Note: In the experiments reported in our paper we always used the checkpoint closest to 100k steps (it usually corresponds to checkpoint 1100500)

You can use these in two ways:
- If you don't have any training data, you can use them for [the evaluation](https://github.com/google-research/text-to-text-transfer-transformer#eval).
- If you training data, you can use them as your initial models and [fine-tune on them](https://github.com/google-research/text-to-text-transfer-transformer#fine-tuning).

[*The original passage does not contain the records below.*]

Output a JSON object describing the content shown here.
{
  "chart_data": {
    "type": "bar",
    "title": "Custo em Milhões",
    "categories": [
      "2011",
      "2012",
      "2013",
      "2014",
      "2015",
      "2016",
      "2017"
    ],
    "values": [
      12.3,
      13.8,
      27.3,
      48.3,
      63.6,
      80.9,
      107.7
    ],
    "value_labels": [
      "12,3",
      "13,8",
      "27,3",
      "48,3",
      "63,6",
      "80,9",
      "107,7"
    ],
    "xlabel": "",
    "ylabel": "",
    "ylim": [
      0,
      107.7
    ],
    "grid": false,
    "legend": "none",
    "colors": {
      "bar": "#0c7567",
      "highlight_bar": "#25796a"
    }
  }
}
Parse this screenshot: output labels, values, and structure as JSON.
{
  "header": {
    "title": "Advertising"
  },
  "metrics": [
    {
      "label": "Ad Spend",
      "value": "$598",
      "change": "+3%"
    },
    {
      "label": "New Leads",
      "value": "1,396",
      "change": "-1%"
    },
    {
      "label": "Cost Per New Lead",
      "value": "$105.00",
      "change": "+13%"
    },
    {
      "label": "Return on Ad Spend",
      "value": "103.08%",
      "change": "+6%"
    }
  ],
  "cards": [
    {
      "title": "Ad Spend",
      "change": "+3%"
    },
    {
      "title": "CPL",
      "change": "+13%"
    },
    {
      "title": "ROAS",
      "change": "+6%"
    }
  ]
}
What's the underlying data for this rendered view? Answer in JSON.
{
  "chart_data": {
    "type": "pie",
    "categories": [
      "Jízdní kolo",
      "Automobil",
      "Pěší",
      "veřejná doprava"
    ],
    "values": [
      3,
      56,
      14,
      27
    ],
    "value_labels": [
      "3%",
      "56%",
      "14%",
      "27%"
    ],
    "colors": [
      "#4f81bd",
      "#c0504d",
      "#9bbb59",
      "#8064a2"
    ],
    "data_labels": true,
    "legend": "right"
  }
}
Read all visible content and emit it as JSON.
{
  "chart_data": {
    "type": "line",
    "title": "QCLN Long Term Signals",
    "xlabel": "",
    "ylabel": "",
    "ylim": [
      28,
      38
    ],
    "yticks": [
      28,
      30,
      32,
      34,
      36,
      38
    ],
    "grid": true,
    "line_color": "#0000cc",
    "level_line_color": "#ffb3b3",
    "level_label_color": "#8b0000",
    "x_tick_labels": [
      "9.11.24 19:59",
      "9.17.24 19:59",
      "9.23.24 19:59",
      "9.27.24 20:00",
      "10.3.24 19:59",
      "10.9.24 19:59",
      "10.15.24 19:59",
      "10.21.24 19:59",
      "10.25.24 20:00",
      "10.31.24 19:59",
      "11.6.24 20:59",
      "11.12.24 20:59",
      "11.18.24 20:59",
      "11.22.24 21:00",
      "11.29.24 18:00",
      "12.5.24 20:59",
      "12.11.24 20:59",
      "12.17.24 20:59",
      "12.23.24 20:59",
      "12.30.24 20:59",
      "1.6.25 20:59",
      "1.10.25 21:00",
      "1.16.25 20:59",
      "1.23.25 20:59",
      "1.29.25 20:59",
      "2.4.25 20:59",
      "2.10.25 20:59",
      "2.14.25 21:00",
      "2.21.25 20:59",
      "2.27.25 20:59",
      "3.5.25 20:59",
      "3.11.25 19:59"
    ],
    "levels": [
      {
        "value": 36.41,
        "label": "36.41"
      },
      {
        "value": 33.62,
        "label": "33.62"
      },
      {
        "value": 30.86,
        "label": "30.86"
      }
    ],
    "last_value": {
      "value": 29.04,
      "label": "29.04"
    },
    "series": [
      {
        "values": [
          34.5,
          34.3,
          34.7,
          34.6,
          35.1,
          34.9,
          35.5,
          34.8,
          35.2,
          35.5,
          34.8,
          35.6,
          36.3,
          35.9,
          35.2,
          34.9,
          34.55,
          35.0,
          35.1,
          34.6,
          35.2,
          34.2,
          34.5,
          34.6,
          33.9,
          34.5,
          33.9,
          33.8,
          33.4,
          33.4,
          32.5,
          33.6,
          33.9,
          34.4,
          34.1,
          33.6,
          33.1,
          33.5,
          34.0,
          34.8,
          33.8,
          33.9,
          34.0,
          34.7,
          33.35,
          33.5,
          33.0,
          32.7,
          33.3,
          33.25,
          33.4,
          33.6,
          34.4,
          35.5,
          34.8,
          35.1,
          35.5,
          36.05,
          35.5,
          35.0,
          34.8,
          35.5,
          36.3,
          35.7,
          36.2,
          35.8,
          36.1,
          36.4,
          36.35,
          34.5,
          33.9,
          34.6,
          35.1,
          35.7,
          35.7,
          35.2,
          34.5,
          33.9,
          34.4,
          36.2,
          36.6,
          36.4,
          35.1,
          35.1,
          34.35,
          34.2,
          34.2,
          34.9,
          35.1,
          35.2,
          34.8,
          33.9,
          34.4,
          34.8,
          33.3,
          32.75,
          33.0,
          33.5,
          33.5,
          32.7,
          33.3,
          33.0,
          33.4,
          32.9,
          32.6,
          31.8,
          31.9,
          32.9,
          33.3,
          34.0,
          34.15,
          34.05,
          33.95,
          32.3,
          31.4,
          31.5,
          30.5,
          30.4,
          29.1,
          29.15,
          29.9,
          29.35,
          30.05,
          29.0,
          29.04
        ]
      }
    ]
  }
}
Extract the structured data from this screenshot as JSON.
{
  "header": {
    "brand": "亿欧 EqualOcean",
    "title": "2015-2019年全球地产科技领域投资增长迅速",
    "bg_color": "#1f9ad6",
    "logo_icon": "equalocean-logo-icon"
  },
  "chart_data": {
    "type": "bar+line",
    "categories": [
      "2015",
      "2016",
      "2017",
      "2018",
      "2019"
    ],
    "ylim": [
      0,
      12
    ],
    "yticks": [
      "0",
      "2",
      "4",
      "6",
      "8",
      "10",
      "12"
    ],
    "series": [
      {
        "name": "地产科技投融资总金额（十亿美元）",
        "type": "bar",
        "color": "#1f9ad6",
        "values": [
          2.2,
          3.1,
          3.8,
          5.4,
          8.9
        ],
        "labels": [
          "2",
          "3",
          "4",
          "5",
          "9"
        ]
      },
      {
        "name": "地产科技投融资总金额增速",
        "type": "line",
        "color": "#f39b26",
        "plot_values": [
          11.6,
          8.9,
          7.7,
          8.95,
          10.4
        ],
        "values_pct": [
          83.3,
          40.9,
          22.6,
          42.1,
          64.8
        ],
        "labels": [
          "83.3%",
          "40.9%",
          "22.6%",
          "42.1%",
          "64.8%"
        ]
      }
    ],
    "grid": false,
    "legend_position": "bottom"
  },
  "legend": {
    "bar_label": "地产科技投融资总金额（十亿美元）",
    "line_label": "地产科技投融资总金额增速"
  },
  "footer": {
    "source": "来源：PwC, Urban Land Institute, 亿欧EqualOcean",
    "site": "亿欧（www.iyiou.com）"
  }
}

For more details see [the T5 repository](https://github.com/google-research/text-to-text-transfer-transformer).

### BART models
The BART models are downloaded from [this link](https://nlp.cs.washington.edu/ambigqa/models/unifiedQA/unifiedQA-bart.zip) (3.6G).
For detailed instructions on running the code (training/finetuning/testing), please refer to [here](https://github.com/allenai/unifiedqa/tree/master/bart).
The `uncased` models usually gave us better and more robust results.

### v2 T5 models

- UnifiedQA v2 (T5, small) [gs://unifiedqa/models_v2/small](https://console.cloud.google.com/storage/browser/unifiedqa/models_v2/small)
- UnifiedQA v2 (T5, base) [gs://unifiedqa/models_v2/base](https://console.cloud.google.com/storage/browser/unifiedqa/models_v2/base)
- UnifiedQA v2 (T5, large) [gs://unifiedqa/models_v2/large](https://console.cloud.google.com/storage/browser/unifiedqa/models_v2/large)
- UnifiedQA v2 (T5, 3B) [gs://unifiedqa/models_v2/3B](https://console.cloud.google.com/storage/browser/unifiedqa/models_v2/3B)
- UnifiedQA v2 (T5, 11B) [gs://unifiedqa/models_v2/11B](https://console.cloud.google.com/storage/browser/unifiedqa/models_v2/11B)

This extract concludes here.